Frente Parlamentar Mista em Defesa dos Direitos dos Povos Indígenas

Frente Parlamentar Indígena alerta para impactos do novo licenciamento ambiental

quinta-feira, 13 de maio de 2021 / Categorias: Nota, Povos indígenas, Terras indígenas

A Frente Parlamentar Mista em Defesa dos Direitos dos Povos Indígenas (FPMDDPI) alerta para os impactos da aprovação do Projeto de Lei nº 3.729/2004, que visa estabelecer a Lei Geral do Licenciamento Ambiental. O texto foi aprovado na Câmara e agora segue para tramitação no Senado. 

O meio ambiente e a vida dos povos indígenas e originários encontram-se, mais do que nunca, ameaçados com a aprovação deste projeto. O texto aprovado na Câmara é uma frontal violação aos direitos constitucionais dos povos indígenas, especialmente de seus direitos territoriais.

O parecer do relator em Plenário, deputado Neri Geller (PP-MT), estabelece regras gerais para o licenciamento ambiental a serem seguidas por todos os órgãos licenciadores, como prazos de vigência, tipos de licenças e empreendimentos dispensados de certas obrigações.

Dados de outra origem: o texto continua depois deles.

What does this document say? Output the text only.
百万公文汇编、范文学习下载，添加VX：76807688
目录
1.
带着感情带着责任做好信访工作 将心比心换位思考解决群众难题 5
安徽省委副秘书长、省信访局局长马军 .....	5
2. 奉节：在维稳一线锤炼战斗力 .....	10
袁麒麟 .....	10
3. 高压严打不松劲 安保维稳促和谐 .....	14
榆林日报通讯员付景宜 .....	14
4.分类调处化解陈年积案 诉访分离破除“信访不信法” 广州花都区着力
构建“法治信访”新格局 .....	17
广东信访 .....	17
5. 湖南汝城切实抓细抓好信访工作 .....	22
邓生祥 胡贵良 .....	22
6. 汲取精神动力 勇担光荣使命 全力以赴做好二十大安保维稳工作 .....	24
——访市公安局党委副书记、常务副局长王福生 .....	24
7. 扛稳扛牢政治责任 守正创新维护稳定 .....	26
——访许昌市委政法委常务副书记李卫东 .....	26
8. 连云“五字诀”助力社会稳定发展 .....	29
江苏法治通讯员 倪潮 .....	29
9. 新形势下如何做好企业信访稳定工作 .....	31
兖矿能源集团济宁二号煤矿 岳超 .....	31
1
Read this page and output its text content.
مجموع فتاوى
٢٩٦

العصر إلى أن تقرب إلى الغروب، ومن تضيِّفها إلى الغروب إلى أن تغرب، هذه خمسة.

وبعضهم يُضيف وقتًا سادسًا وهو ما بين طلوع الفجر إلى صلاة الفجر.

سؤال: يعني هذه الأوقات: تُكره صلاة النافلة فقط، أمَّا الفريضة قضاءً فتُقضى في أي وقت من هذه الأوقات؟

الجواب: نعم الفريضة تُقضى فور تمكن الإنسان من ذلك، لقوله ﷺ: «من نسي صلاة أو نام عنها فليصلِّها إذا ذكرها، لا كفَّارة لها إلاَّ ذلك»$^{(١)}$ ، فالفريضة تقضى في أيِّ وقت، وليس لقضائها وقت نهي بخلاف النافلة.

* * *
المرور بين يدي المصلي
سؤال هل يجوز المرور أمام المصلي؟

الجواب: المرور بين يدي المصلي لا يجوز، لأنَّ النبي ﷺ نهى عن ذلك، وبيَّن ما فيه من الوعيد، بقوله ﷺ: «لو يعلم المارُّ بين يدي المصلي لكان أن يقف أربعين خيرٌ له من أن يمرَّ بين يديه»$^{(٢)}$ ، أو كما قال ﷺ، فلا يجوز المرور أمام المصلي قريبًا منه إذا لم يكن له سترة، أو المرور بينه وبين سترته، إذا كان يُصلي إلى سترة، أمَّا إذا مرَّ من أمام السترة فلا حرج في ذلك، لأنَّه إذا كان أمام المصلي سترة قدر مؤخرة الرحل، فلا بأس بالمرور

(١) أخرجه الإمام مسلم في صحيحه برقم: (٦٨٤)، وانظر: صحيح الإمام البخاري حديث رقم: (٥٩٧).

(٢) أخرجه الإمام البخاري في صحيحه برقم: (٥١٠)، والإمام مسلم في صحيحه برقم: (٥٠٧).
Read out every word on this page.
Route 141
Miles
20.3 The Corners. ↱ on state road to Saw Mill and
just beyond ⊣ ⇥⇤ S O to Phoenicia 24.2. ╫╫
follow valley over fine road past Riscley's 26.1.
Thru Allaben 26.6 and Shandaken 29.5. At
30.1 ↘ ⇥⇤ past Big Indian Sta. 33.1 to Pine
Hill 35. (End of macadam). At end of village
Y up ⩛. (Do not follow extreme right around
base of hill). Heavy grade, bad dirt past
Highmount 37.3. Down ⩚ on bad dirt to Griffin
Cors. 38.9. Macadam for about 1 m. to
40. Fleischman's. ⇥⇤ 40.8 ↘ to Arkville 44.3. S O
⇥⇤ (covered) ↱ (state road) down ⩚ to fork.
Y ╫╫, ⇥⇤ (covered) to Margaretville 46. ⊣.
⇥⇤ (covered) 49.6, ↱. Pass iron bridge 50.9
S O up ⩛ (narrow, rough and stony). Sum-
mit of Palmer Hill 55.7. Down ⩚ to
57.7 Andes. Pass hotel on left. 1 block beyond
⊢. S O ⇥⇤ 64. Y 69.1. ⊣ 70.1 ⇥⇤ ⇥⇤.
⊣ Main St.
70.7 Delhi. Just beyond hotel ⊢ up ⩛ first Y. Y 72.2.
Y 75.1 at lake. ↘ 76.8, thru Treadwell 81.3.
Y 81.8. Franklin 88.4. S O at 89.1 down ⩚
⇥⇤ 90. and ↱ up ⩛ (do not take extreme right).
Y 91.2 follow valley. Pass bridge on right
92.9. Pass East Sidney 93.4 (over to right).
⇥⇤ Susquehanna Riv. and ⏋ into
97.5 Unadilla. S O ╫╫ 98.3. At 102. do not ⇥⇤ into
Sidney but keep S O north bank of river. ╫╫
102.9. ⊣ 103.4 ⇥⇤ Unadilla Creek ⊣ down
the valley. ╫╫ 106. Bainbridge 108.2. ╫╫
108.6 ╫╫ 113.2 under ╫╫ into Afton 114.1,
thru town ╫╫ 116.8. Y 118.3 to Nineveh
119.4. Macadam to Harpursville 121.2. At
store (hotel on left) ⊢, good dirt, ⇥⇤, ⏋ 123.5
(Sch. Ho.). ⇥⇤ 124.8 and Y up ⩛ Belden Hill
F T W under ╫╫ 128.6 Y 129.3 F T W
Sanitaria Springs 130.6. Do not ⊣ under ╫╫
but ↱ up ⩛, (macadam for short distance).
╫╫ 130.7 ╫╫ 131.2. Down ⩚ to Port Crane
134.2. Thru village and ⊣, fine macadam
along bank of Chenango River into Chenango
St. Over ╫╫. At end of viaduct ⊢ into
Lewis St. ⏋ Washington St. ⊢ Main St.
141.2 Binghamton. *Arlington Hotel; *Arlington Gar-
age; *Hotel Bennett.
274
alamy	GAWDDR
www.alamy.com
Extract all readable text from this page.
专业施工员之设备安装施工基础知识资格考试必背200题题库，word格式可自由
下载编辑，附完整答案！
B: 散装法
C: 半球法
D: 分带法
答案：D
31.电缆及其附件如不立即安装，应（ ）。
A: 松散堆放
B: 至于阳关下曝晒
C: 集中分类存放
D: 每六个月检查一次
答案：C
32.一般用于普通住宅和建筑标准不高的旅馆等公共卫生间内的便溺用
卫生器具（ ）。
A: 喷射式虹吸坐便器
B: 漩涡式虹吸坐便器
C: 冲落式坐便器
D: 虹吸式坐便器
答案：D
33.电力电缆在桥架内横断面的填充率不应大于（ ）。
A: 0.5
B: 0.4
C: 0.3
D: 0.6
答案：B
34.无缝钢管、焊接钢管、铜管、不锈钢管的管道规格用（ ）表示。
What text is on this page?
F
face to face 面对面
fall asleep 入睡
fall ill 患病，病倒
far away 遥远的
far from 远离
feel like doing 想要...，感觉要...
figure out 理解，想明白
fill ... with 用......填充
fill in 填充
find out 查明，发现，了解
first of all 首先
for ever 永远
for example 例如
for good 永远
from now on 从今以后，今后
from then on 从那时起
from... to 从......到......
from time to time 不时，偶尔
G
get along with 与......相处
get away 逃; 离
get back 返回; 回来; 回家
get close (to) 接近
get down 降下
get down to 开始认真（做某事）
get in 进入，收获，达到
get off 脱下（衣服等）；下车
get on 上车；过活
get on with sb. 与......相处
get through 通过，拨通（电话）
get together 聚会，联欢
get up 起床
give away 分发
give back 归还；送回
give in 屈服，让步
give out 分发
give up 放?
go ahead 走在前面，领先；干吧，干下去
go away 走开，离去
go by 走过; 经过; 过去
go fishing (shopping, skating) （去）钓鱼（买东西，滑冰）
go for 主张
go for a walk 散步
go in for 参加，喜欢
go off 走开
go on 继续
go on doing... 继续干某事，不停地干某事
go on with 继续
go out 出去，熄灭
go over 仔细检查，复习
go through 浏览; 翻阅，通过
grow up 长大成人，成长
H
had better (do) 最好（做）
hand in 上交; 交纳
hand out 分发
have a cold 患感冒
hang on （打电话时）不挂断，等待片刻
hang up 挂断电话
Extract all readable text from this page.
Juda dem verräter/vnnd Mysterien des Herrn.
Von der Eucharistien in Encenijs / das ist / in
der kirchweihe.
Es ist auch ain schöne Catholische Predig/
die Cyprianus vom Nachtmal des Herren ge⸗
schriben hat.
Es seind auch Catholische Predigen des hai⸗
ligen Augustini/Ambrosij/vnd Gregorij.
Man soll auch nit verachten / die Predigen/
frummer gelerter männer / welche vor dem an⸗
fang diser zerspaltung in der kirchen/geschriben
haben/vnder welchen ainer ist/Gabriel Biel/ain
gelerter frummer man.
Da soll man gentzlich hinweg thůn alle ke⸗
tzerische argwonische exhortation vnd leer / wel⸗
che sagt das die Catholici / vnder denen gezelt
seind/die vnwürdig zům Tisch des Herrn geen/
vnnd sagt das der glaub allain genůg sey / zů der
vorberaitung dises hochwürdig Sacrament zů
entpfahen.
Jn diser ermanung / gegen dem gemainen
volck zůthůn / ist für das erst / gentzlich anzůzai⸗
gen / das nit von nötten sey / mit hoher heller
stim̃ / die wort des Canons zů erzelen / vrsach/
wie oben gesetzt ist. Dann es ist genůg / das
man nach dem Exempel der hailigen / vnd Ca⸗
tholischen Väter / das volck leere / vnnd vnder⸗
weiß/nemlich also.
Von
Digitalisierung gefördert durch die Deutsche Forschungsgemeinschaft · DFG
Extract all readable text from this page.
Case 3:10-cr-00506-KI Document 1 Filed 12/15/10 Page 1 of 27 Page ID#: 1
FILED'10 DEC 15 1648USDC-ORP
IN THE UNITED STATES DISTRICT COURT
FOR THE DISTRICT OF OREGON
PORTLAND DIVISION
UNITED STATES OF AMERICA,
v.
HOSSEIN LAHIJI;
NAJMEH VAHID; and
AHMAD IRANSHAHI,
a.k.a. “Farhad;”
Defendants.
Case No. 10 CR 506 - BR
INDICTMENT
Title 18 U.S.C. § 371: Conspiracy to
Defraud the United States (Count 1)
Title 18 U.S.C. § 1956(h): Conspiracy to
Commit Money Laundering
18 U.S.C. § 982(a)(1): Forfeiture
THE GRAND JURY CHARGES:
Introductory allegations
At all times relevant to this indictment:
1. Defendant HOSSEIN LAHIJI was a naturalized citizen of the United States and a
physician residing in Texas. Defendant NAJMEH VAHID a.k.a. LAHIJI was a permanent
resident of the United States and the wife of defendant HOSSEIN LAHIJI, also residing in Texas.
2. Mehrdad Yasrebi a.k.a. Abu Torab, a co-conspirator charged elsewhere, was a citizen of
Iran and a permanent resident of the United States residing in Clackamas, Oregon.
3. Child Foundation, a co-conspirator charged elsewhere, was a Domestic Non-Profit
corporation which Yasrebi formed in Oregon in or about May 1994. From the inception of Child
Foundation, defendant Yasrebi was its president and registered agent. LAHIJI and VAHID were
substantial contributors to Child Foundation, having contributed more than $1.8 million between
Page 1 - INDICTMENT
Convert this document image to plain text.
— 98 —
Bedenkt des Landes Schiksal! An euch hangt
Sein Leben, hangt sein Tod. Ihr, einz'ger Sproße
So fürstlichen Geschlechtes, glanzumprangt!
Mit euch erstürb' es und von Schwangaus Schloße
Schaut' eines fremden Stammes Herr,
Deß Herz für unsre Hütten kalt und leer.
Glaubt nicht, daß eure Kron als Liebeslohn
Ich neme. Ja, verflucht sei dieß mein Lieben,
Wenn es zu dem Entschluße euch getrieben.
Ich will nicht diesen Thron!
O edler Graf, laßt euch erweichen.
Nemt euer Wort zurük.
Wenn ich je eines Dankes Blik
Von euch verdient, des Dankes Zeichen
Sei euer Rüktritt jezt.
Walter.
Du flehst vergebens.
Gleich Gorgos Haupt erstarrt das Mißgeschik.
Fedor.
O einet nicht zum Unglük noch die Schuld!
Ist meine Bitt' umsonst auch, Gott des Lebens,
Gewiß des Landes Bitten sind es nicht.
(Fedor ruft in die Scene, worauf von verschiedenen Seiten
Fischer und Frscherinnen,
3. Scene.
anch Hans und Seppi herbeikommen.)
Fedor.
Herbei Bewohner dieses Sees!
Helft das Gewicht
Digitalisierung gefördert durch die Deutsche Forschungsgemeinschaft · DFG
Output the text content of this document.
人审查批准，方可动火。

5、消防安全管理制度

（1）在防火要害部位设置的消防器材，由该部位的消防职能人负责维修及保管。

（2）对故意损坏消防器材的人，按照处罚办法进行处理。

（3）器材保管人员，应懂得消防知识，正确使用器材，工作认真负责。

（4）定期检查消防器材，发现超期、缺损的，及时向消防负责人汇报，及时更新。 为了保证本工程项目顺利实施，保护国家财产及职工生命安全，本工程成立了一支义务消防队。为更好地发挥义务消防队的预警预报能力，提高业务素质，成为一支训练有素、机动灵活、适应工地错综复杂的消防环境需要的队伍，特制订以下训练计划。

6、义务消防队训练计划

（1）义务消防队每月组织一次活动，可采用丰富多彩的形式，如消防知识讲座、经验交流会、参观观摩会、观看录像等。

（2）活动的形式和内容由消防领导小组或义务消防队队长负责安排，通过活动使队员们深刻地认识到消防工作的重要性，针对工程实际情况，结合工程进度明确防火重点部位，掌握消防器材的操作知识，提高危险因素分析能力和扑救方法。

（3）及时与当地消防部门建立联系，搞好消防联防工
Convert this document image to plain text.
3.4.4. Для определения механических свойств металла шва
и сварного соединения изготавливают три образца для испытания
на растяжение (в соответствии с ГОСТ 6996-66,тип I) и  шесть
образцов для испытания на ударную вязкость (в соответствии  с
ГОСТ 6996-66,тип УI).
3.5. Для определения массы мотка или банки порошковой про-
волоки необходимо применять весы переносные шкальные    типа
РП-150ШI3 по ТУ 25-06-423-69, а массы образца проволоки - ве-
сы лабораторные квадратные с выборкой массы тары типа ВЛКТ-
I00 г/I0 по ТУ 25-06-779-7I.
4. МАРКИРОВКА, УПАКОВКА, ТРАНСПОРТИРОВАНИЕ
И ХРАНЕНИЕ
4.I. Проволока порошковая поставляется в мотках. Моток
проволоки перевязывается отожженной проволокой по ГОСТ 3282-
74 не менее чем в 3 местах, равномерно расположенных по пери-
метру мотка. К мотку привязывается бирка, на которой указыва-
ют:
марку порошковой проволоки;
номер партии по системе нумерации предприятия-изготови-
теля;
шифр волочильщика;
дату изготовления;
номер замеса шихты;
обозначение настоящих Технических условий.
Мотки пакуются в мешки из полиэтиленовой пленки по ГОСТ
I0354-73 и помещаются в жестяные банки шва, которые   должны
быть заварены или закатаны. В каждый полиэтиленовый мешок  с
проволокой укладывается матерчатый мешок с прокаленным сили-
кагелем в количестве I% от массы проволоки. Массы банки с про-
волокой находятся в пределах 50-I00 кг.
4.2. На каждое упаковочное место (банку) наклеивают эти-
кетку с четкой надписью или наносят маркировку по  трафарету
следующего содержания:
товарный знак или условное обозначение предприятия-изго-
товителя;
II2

A aprovação desse Projeto de Lei auxilia a degradação das terras indígenas, representando ações antrópicas e que aceleram a agressão ao meio ambiente, gerando impactos hídricos e nos demais biomas, afetando diretamente as comunidades indígenas tradicionais, estas, que são as maiores provedoras de serviços ambientais do país.

A Amazônia vem sofrendo um processo de destruição progressivo, cerca de 20% da floresta já foi desmatada e os números crescem a cada ano. Cientistas afirmam que estamos caminhando para um lugar sem volta e em breve não conseguiremos mais reverter os impactos desta destruição. 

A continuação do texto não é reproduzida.